What prepayment privilege means in Canadian mortgages and how it affects flexibility, penalties, and faster repayment.
Prepayment privilege is the borrower’s contractual right to pay extra toward the mortgage without triggering the normal prepayment penalty, up to the limits allowed by the mortgage.
Prepayment privilege is one of the most practical mortgage features in Canada. It affects how quickly a borrower can reduce principal, whether annual bonuses can be applied efficiently, and how much flexibility exists on a closed mortgage.
Many Canadian mortgages allow annual lump-sum payments, payment increases, or both. The exact privilege is set by the contract. Some lenders allow a percentage of the original principal to be prepaid each year without penalty. Others use different formulas or timing rules.
This is why “closed” does not always mean no flexibility. It often means flexibility exists, but only inside the prepayment privilege stated in the mortgage.

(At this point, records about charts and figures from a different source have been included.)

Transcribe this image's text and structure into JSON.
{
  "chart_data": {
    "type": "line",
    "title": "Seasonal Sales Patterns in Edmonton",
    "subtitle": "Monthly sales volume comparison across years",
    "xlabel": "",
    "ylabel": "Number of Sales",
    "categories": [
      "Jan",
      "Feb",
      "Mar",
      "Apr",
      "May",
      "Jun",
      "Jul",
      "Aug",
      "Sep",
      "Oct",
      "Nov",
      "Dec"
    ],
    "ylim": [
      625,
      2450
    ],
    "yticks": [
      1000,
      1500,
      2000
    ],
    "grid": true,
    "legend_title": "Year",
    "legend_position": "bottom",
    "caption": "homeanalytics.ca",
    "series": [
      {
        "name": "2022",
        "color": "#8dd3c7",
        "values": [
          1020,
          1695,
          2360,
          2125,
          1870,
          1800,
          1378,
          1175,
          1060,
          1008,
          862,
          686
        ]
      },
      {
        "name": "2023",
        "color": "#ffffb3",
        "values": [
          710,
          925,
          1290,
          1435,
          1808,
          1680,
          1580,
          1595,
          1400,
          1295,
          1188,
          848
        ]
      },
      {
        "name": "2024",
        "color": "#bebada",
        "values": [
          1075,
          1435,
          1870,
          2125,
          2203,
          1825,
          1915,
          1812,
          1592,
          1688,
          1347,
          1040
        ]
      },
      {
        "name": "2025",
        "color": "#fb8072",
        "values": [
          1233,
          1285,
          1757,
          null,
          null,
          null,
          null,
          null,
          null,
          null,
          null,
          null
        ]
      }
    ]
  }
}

If a borrower receives a year-end bonus, the borrower may be able to use it to make a lump-sum prepayment within the mortgage’s annual allowance. That can reduce the remaining principal faster without triggering a penalty.
Borrowers sometimes assume any extra payment is allowed without cost. That is not true. Extra payments above the contract privilege can trigger a penalty.
It is also common to confuse prepayment privilege with an open mortgage. An open mortgage usually allows much broader repayment freedom than a standard closed product.
The size, timing, and calculation of the privilege vary by lender and product. Missing the anniversary window or exceeding the limit can change the result materially.